ECLI:NL:HR:2024:862, datum uitspraak 14-06-2024, publicatiedatum 14-06-2024
Aflevering 25, gepubliceerd op 19-06-2024 met annotatie van mr. D.C. Simonis
Belanghebbende is een in Duitsland gevestigd beleggingsfonds dat investeert in vastgoed (Immobilien-Sondervermögen). Belanghebbende wordt naar Duits recht aangemerkt als een afgescheiden vermogen zonder rechtspersoonlijkheid. Belanghebbende heeft participatiebewijzen aan zijn deelnemers uitgegeven die vrij overdraagbaar zijn. Belanghebbende is in Duitsland subjectief vrijgesteld van winstbelastingen. De belastingheffing in Duitsland over de inkomsten uit het vastgoed vindt plaats op het niveau van de fondsdeelnemers. De inkomsten uit Nederlands vastgoed worden in Duitsland noch bij belanghebbende, noch bij de Duitse fondsdeelnemers belast.

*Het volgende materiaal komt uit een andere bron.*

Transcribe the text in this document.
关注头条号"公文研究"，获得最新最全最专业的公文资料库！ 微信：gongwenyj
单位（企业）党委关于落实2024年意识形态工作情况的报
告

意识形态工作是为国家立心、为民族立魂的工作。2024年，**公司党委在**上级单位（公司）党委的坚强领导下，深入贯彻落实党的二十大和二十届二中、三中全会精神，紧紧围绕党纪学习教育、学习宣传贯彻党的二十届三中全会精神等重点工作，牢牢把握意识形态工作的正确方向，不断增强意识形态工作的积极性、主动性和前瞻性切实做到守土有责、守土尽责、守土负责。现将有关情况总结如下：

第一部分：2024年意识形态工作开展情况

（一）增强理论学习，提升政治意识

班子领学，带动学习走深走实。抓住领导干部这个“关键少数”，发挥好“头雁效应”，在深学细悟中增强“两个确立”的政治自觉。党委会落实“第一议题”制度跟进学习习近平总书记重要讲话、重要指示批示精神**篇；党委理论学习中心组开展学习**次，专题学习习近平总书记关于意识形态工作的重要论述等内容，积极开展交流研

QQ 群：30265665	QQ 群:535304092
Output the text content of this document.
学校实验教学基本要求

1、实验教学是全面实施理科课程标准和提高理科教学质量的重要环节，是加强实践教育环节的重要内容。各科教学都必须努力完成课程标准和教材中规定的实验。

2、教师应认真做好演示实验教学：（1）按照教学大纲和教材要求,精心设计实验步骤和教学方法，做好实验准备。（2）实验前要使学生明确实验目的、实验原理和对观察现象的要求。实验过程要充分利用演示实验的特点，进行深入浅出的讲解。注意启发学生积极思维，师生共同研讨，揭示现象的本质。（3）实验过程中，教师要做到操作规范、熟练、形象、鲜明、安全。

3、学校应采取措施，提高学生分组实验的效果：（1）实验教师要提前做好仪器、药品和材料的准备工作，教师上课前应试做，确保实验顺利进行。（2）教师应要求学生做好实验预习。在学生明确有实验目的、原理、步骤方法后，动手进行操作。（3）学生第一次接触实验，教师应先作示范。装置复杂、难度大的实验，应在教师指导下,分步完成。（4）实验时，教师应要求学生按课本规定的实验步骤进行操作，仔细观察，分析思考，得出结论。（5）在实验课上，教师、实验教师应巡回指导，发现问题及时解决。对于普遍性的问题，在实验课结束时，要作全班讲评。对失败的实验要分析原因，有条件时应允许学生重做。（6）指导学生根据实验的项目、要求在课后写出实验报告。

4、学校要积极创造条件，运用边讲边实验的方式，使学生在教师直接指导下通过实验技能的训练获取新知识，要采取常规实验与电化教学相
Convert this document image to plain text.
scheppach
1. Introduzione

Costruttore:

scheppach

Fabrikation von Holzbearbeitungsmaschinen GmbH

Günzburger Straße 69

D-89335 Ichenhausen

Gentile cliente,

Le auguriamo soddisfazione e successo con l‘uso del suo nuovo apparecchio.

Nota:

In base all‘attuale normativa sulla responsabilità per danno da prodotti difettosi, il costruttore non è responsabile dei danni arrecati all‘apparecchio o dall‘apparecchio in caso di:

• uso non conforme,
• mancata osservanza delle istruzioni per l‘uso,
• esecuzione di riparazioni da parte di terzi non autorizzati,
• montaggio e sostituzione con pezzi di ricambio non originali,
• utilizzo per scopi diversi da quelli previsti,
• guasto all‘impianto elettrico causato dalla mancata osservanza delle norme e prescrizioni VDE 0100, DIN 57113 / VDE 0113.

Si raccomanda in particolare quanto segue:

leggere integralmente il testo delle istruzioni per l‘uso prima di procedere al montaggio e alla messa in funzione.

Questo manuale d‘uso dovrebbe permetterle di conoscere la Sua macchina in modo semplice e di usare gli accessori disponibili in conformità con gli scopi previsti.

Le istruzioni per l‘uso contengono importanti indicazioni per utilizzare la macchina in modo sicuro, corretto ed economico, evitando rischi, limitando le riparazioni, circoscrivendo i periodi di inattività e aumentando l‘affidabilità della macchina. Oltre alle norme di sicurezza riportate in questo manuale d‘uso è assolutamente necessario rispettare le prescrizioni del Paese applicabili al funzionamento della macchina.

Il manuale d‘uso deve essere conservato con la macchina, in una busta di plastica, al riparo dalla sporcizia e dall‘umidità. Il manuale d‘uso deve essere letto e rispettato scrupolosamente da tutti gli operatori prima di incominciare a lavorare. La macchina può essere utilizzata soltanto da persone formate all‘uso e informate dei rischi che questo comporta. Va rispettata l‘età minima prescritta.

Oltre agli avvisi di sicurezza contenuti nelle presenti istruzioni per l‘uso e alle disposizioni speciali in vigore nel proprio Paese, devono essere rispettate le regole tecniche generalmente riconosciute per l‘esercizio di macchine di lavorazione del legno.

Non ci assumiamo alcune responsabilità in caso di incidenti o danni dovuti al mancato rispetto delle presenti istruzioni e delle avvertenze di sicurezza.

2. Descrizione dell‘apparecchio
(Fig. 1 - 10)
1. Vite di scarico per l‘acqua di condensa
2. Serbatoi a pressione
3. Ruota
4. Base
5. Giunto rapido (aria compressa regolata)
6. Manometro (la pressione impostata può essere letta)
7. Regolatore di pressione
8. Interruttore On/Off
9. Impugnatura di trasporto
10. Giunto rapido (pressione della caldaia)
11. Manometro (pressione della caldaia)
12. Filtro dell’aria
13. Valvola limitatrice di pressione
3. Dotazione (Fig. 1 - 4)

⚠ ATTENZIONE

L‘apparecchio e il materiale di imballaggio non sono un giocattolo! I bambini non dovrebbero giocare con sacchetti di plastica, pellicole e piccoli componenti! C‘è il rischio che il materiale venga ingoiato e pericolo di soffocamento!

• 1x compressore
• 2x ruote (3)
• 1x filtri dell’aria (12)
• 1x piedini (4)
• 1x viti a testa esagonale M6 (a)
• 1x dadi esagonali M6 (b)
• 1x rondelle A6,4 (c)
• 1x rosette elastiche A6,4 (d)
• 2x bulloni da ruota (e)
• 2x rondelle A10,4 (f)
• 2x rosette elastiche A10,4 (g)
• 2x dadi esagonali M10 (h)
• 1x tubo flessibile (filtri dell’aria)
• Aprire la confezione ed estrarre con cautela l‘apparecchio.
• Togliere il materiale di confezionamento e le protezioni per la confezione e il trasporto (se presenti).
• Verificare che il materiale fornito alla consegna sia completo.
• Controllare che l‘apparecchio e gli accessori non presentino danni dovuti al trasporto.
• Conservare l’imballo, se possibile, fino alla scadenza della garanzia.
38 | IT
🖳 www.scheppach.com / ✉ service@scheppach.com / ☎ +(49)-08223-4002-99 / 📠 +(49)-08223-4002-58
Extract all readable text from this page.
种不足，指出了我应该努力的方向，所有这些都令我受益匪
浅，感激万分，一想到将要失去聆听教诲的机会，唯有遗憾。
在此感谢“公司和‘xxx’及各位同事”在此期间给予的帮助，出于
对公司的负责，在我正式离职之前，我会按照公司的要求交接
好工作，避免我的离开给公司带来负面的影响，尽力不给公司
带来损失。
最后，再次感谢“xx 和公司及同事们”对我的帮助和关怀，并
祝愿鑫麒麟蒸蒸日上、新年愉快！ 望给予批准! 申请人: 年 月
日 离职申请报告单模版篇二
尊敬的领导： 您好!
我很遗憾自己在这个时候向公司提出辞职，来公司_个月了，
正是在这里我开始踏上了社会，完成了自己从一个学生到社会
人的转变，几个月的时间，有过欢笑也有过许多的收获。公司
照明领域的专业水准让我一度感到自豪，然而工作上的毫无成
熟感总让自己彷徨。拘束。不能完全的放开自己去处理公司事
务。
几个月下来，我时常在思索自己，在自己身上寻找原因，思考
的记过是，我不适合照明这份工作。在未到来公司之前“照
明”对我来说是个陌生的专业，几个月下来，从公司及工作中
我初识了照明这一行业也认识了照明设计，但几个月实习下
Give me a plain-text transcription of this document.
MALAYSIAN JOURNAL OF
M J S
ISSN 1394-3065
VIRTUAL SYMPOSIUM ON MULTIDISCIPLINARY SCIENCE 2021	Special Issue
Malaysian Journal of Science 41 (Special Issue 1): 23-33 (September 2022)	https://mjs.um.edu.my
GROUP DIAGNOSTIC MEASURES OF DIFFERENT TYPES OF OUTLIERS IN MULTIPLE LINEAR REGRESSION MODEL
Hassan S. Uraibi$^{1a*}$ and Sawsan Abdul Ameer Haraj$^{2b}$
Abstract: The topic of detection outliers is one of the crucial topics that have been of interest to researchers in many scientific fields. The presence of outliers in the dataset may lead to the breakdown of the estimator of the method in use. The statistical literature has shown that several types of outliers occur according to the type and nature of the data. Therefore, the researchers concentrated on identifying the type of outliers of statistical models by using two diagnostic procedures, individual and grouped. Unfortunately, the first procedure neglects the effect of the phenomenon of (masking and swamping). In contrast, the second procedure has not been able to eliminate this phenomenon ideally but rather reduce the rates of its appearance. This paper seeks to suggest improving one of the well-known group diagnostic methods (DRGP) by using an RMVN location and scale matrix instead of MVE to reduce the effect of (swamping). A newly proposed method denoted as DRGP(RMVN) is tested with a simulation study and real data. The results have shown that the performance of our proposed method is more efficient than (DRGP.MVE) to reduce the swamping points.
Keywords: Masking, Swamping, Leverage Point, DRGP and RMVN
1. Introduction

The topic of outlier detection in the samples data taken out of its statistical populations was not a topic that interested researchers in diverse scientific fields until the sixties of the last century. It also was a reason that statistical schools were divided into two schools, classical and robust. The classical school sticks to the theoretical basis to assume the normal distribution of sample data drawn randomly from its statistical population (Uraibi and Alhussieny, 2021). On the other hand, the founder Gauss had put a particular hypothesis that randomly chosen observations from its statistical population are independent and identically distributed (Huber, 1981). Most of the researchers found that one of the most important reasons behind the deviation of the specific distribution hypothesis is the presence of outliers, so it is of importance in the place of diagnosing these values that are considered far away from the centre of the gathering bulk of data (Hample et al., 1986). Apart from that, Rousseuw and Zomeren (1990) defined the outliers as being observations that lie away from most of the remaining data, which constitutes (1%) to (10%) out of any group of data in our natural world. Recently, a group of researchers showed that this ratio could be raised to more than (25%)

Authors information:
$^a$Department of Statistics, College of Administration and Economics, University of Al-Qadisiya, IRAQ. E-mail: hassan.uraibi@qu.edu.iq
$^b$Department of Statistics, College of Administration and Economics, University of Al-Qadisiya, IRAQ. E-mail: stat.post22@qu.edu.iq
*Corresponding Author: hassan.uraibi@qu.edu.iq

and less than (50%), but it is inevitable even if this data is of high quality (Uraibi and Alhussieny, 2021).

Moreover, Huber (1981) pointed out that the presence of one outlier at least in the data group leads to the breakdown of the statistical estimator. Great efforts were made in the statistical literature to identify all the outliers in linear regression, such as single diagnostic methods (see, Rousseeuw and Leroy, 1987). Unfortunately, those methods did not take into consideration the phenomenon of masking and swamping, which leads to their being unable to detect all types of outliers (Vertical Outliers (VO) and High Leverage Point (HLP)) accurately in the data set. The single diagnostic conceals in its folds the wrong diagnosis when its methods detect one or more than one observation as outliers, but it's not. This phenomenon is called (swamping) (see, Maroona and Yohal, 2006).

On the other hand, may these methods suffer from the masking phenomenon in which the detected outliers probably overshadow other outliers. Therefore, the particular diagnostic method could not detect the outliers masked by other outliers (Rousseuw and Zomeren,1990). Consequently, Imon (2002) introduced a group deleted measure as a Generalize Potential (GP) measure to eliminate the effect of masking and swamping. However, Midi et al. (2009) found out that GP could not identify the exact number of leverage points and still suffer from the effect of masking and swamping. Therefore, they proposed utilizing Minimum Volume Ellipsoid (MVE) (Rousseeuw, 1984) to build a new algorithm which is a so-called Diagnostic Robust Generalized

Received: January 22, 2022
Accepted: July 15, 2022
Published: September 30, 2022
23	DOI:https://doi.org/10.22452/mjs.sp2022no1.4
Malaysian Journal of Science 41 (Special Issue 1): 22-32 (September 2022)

NTFR 2024/1081 - Toelichting intrekking cassatieberoep tegen uitspraak verrekening Amerikaanse belasting DJ

Aflevering 25, gepubliceerd op 19-06-2024 geschreven door dr. D. Molenaar
De staatssecretaris van Financiën heeft op 10 juni 2024 zijn (pro-forma-)beroep in cassatie ingetrokken na de uitspraak van hof Den Bosch (ECLI:NL:GHSHE:2024;1049, NTFR 2024/841). In de zaak van de dj, die in 2017 in Nederland verbleef en optrad in de VS via een LLC, heeft het hof het recht op aftrek ter voorkoming van dubbele belasting bevestigd volgens het belastingverdrag tussen Nederland en de VS. Ondanks zijn oordeel dat het hof een onjuiste rechtsopvatting had over de transparantie van een LLC voor de Nederlandse fiscaliteit, heeft de staatssecretaris ermee ingestemd dat de dj de Amerikaanse inkomstenbelasting mocht verrekenen met de Nederlandse inkomstenbelasting. Daarom heeft hij besloten het beroep in cassatie in te trekken.